这是基本的代码(code_piece_1).

Here is the basic one (code_piece_1).

import time

# setup
problem_size = 1e7
items = range(9)

# serial
def counter(num=0):
    junk = 0
    for i in range(int(problem_size)):
        junk += 1
        junk -= 1
    return num

def sum_list(args):
    print("sum_list fn:", args)
    return sum(args)

start = time.time()
summed = sum_list([counter(i) for i in items])
print(summed)
print('for loop {}s'.format(time.time() - start))

这段代码以串行方式(for循环)运行了一个时间消耗者,并得到了结果

This code ran a time consumer in a serial style (for loop) and got this result

sum_list fn: [0, 1, 2, 3, 4, 5, 6, 7, 8]
36
for loop 8.7735116481781s

多处理

可以将多处理方式视为实现并行计算的一种方式吗?

multiprocessing

Could multiprocessing style be viewed as a way to implement parallel computing?

我认为是,因为 doc 如此表示.

I assume a Yes, since the doc says so.

这是code_piece_2

Here is code_piece_2

import multiprocessing
start = time.time()
pool = multiprocessing.Pool(len(items))
num_to_sum = pool.map(counter, items)
print(sum_list(num_to_sum))
print('pool.map {}s'.format(time.time() - start))

此代码以多处理方式同时运行消费者,并获得了结果

This code ran the same time consumer in multiprocessing style and got this result

sum_list fn: [0, 1, 2, 3, 4, 5, 6, 7, 8]
36
pool.map 1.6011056900024414s

很明显,在这种特殊情况下,多处理程序比串行处理要快.

Obviously, the multiprocessing one is faster than the serial in this particular case.

Dask 是用于Python中并行计算的灵活库.

Dask is a flexible library for parallel computing in Python.

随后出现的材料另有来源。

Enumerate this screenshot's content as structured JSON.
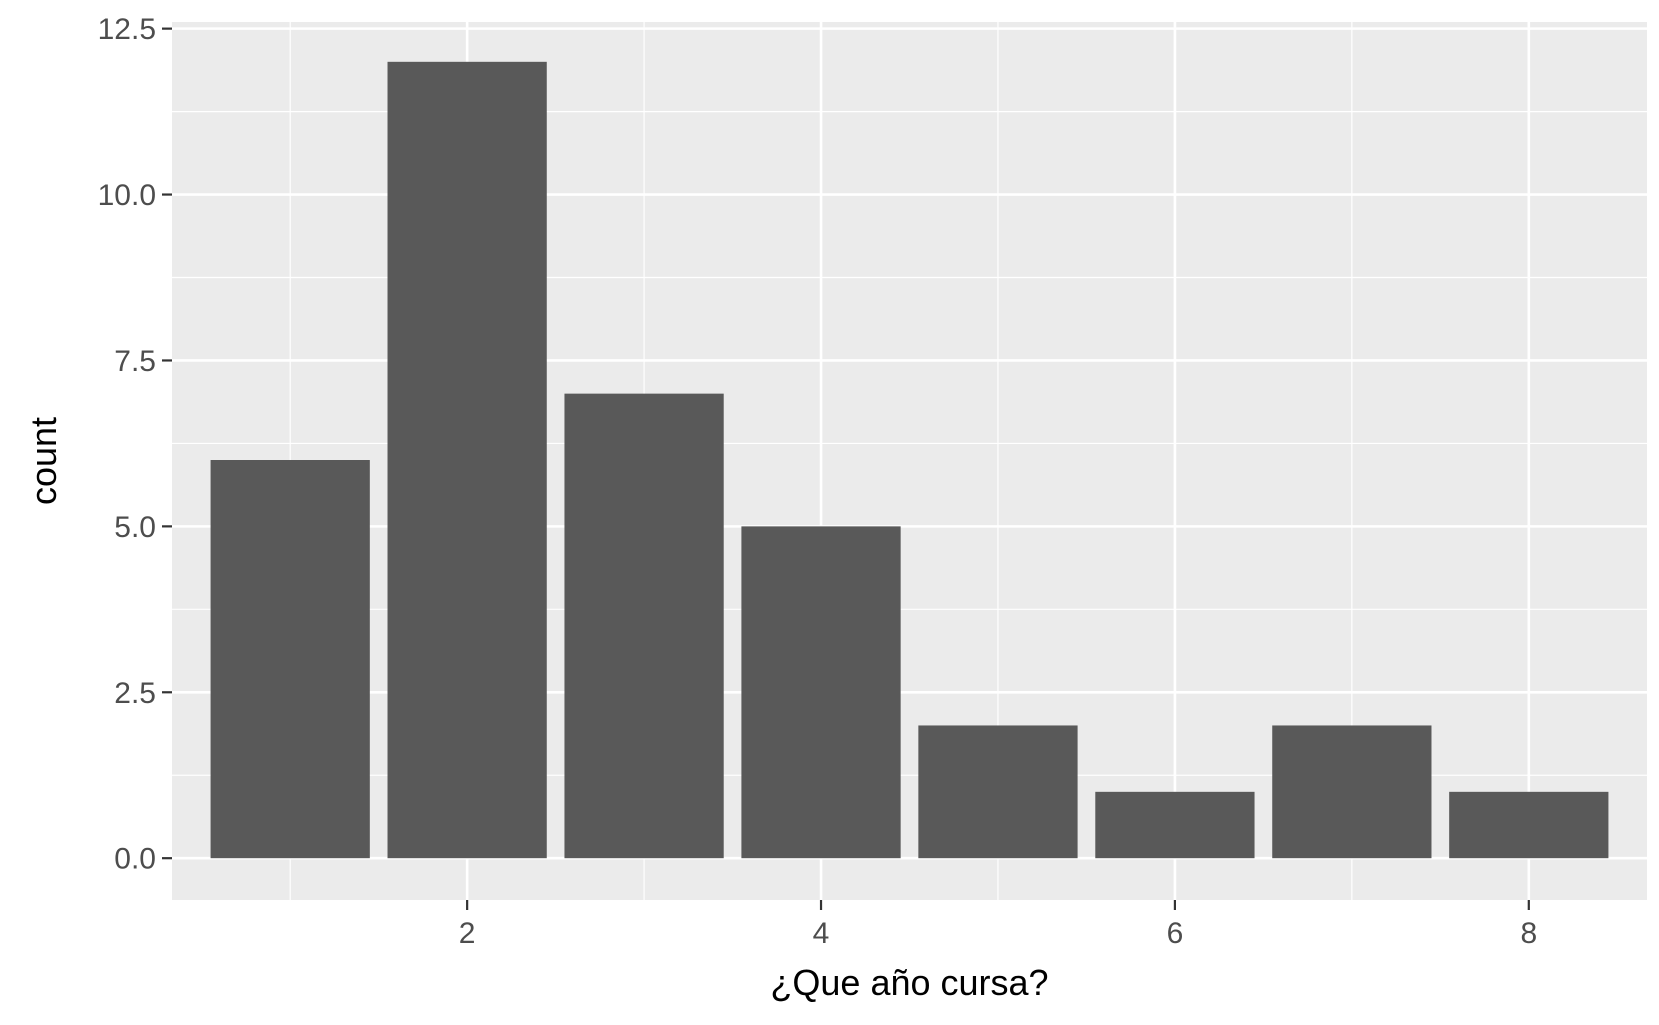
{
  "chart_data": {
    "type": "bar",
    "x": [
      1,
      2,
      3,
      4,
      5,
      6,
      7,
      8
    ],
    "values": [
      6,
      12,
      7,
      5,
      2,
      1,
      2,
      1
    ],
    "xlabel": "¿Que año cursa?",
    "ylabel": "count",
    "xlim": [
      0.5,
      8.5
    ],
    "ylim": [
      0,
      12.6
    ],
    "xticks": [
      2,
      4,
      6,
      8
    ],
    "xtick_labels": [
      "2",
      "4",
      "6",
      "8"
    ],
    "yticks": [
      0,
      2.5,
      5,
      7.5,
      10,
      12.5
    ],
    "ytick_labels": [
      "0.0",
      "2.5",
      "5.0",
      "7.5",
      "10.0",
      "12.5"
    ],
    "grid": true,
    "legend": "none",
    "colors": {
      "bar": "#595959",
      "panel": "#ebebeb",
      "grid_major": "#ffffff",
      "grid_minor": "#ffffff",
      "tick_text": "#4d4d4d",
      "tick_mark": "#333333"
    }
  }
}
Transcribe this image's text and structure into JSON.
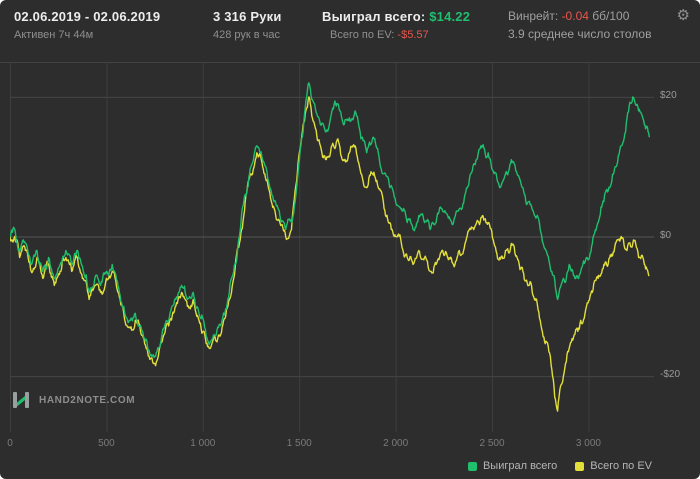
{
  "header": {
    "date_range": "02.06.2019 - 02.06.2019",
    "active_time": "Активен 7ч 44м",
    "hands": "3 316 Руки",
    "hands_per_hour": "428 рук в час",
    "won_label": "Выиграл всего:",
    "won_value": "$14.22",
    "ev_label": "Всего по EV:",
    "ev_value": "-$5.57",
    "winrate_label": "Винрейт:",
    "winrate_value": "-0.04",
    "winrate_units": "бб/100",
    "avg_tables": "3.9 среднее число столов"
  },
  "icons": {
    "settings": "⚙"
  },
  "footer": {
    "logo_text": "HAND2NOTE.COM"
  },
  "colors": {
    "background": "#2d2d2d",
    "grid": "#454545",
    "grid_zero": "#555555",
    "grid_vertical": "#3e3e3e",
    "green": "#1fbf6e",
    "yellow": "#e2df3a",
    "red": "#e8564b",
    "text_gray": "#8f8f8f"
  },
  "chart_data": {
    "type": "line",
    "title": "",
    "xlabel": "",
    "ylabel": "",
    "legend_position": "bottom-right",
    "grid": true,
    "xlim": [
      0,
      3340
    ],
    "ylim": [
      -28,
      25
    ],
    "x_tick_values": [
      0,
      500,
      1000,
      1500,
      2000,
      2500,
      3000
    ],
    "x_ticks": [
      "0",
      "500",
      "1 000",
      "1 500",
      "2 000",
      "2 500",
      "3 000"
    ],
    "y_tick_values": [
      20,
      0,
      -20
    ],
    "y_ticks": [
      "$20",
      "$0",
      "-$20"
    ],
    "series": [
      {
        "name": "Выиграл всего",
        "color": "#1fbf6e",
        "final_value": 14.22,
        "points": [
          [
            0,
            0
          ],
          [
            25,
            1
          ],
          [
            50,
            -2
          ],
          [
            80,
            -1
          ],
          [
            110,
            -4
          ],
          [
            140,
            -2
          ],
          [
            170,
            -5
          ],
          [
            200,
            -3
          ],
          [
            230,
            -6
          ],
          [
            260,
            -4
          ],
          [
            290,
            -2
          ],
          [
            320,
            -4
          ],
          [
            350,
            -2
          ],
          [
            380,
            -5
          ],
          [
            410,
            -8
          ],
          [
            440,
            -6
          ],
          [
            470,
            -7
          ],
          [
            500,
            -5
          ],
          [
            530,
            -4
          ],
          [
            560,
            -7
          ],
          [
            590,
            -10
          ],
          [
            620,
            -12
          ],
          [
            650,
            -11
          ],
          [
            680,
            -13
          ],
          [
            710,
            -15
          ],
          [
            740,
            -17
          ],
          [
            770,
            -16
          ],
          [
            800,
            -13
          ],
          [
            830,
            -11
          ],
          [
            860,
            -9
          ],
          [
            890,
            -7
          ],
          [
            920,
            -9
          ],
          [
            950,
            -8
          ],
          [
            980,
            -11
          ],
          [
            1010,
            -13
          ],
          [
            1040,
            -15
          ],
          [
            1070,
            -14
          ],
          [
            1100,
            -12
          ],
          [
            1130,
            -9
          ],
          [
            1160,
            -5
          ],
          [
            1190,
            0
          ],
          [
            1220,
            6
          ],
          [
            1250,
            10
          ],
          [
            1280,
            13
          ],
          [
            1310,
            11
          ],
          [
            1340,
            8
          ],
          [
            1370,
            5
          ],
          [
            1400,
            3
          ],
          [
            1430,
            1
          ],
          [
            1460,
            2
          ],
          [
            1490,
            8
          ],
          [
            1520,
            15
          ],
          [
            1550,
            22
          ],
          [
            1580,
            19
          ],
          [
            1610,
            16
          ],
          [
            1640,
            15
          ],
          [
            1670,
            18
          ],
          [
            1700,
            19
          ],
          [
            1730,
            16
          ],
          [
            1760,
            17
          ],
          [
            1790,
            18
          ],
          [
            1820,
            14
          ],
          [
            1850,
            12
          ],
          [
            1880,
            14
          ],
          [
            1910,
            12
          ],
          [
            1940,
            9
          ],
          [
            1970,
            7
          ],
          [
            2000,
            5
          ],
          [
            2030,
            4
          ],
          [
            2060,
            2
          ],
          [
            2090,
            1
          ],
          [
            2120,
            3
          ],
          [
            2150,
            2
          ],
          [
            2180,
            1
          ],
          [
            2210,
            2
          ],
          [
            2240,
            4
          ],
          [
            2270,
            3
          ],
          [
            2300,
            2
          ],
          [
            2330,
            4
          ],
          [
            2360,
            6
          ],
          [
            2390,
            9
          ],
          [
            2420,
            11
          ],
          [
            2450,
            13
          ],
          [
            2480,
            12
          ],
          [
            2510,
            9
          ],
          [
            2540,
            7
          ],
          [
            2570,
            9
          ],
          [
            2600,
            11
          ],
          [
            2630,
            9
          ],
          [
            2660,
            7
          ],
          [
            2690,
            5
          ],
          [
            2720,
            3
          ],
          [
            2750,
            1
          ],
          [
            2780,
            -2
          ],
          [
            2810,
            -5
          ],
          [
            2840,
            -9
          ],
          [
            2870,
            -6
          ],
          [
            2900,
            -4
          ],
          [
            2930,
            -6
          ],
          [
            2960,
            -5
          ],
          [
            2990,
            -3
          ],
          [
            3020,
            -1
          ],
          [
            3050,
            2
          ],
          [
            3080,
            5
          ],
          [
            3110,
            7
          ],
          [
            3140,
            10
          ],
          [
            3170,
            13
          ],
          [
            3200,
            17
          ],
          [
            3230,
            20
          ],
          [
            3260,
            18
          ],
          [
            3290,
            16
          ],
          [
            3316,
            14.22
          ]
        ]
      },
      {
        "name": "Всего по EV",
        "color": "#e2df3a",
        "final_value": -5.57,
        "points": [
          [
            0,
            0
          ],
          [
            25,
            0
          ],
          [
            50,
            -3
          ],
          [
            80,
            -2
          ],
          [
            110,
            -5
          ],
          [
            140,
            -3
          ],
          [
            170,
            -6
          ],
          [
            200,
            -4
          ],
          [
            230,
            -7
          ],
          [
            260,
            -5
          ],
          [
            290,
            -3
          ],
          [
            320,
            -5
          ],
          [
            350,
            -3
          ],
          [
            380,
            -6
          ],
          [
            410,
            -9
          ],
          [
            440,
            -7
          ],
          [
            470,
            -8
          ],
          [
            500,
            -6
          ],
          [
            530,
            -5
          ],
          [
            560,
            -8
          ],
          [
            590,
            -11
          ],
          [
            620,
            -13
          ],
          [
            650,
            -12
          ],
          [
            680,
            -14
          ],
          [
            710,
            -16
          ],
          [
            740,
            -18
          ],
          [
            770,
            -17
          ],
          [
            800,
            -14
          ],
          [
            830,
            -12
          ],
          [
            860,
            -10
          ],
          [
            890,
            -8
          ],
          [
            920,
            -10
          ],
          [
            950,
            -9
          ],
          [
            980,
            -12
          ],
          [
            1010,
            -14
          ],
          [
            1040,
            -16
          ],
          [
            1070,
            -15
          ],
          [
            1100,
            -13
          ],
          [
            1130,
            -10
          ],
          [
            1160,
            -6
          ],
          [
            1190,
            -1
          ],
          [
            1220,
            5
          ],
          [
            1250,
            9
          ],
          [
            1280,
            12
          ],
          [
            1310,
            10
          ],
          [
            1340,
            7
          ],
          [
            1370,
            4
          ],
          [
            1400,
            2
          ],
          [
            1430,
            0
          ],
          [
            1460,
            1
          ],
          [
            1490,
            9
          ],
          [
            1520,
            16
          ],
          [
            1550,
            20
          ],
          [
            1580,
            16
          ],
          [
            1610,
            13
          ],
          [
            1640,
            11
          ],
          [
            1670,
            13
          ],
          [
            1700,
            14
          ],
          [
            1730,
            11
          ],
          [
            1760,
            12
          ],
          [
            1790,
            13
          ],
          [
            1820,
            9
          ],
          [
            1850,
            7
          ],
          [
            1880,
            9
          ],
          [
            1910,
            7
          ],
          [
            1940,
            4
          ],
          [
            1970,
            2
          ],
          [
            2000,
            0
          ],
          [
            2030,
            -1
          ],
          [
            2060,
            -3
          ],
          [
            2090,
            -4
          ],
          [
            2120,
            -2
          ],
          [
            2150,
            -3
          ],
          [
            2180,
            -5
          ],
          [
            2210,
            -4
          ],
          [
            2240,
            -2
          ],
          [
            2270,
            -3
          ],
          [
            2300,
            -4
          ],
          [
            2330,
            -2
          ],
          [
            2360,
            -1
          ],
          [
            2390,
            1
          ],
          [
            2420,
            2
          ],
          [
            2450,
            3
          ],
          [
            2480,
            2
          ],
          [
            2510,
            -1
          ],
          [
            2540,
            -3
          ],
          [
            2570,
            -2
          ],
          [
            2600,
            -1
          ],
          [
            2630,
            -3
          ],
          [
            2660,
            -5
          ],
          [
            2690,
            -7
          ],
          [
            2720,
            -9
          ],
          [
            2750,
            -12
          ],
          [
            2780,
            -15
          ],
          [
            2810,
            -19
          ],
          [
            2840,
            -25
          ],
          [
            2870,
            -20
          ],
          [
            2900,
            -16
          ],
          [
            2930,
            -14
          ],
          [
            2960,
            -12
          ],
          [
            2990,
            -10
          ],
          [
            3020,
            -8
          ],
          [
            3050,
            -6
          ],
          [
            3080,
            -4
          ],
          [
            3110,
            -3
          ],
          [
            3140,
            -1
          ],
          [
            3170,
            0
          ],
          [
            3200,
            -2
          ],
          [
            3230,
            -1
          ],
          [
            3260,
            -3
          ],
          [
            3290,
            -4
          ],
          [
            3316,
            -5.57
          ]
        ]
      }
    ]
  }
}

此代码(code_piece_3)与使用者同时运行达斯克(我不确定我是否以正确的方式使用达斯克).

This code (code_piece_3) ran the same time consumer with Dask (I am not sure whether I use Dask the right way.)

@delayed
def counter(num=0):
    junk = 0
    for i in range(int(problem_size)):
        junk += 1
        junk -= 1
    return num
@delayed
def sum_list(args):
    print("sum_list fn:", args)
    return sum(args)

start = time.time()
summed = sum_list([counter(i) for i in items])
print(summed.compute())
print('dask delayed {}s'.format(time.time() - start))

我知道了

sum_list fn: [0, 1, 2, 3, 4, 5, 6, 7, 8]
36
dask delayed 10.288054704666138s

我的CPU有6个物理核心

my cpu has 6 physical cores

为什么Dask的执行速度如此之慢,而多处理的执行速度却如此之快?

Why does Dask perform so slower while multiprocessing perform so much faster?

我使用Dask的方式错误吗?如果是,正确的方法是什么?

Am I using Dask the wrong way? If yes, what is the right way?

注意:请讨论此特定案例或其他特定具体案例.请不要一般说话.

Note: Please discuss with this particular case or other specific and concrete cases. Please do NOT talk generally.

推荐答案

在您的示例中,dask比python多处理要慢,因为您没有指定调度程序,所以dask使用多线程后端,这是默认设置.正如mdurant所指出的那样,您的代码不会释放GIL,因此多线程无法并行执行任务图.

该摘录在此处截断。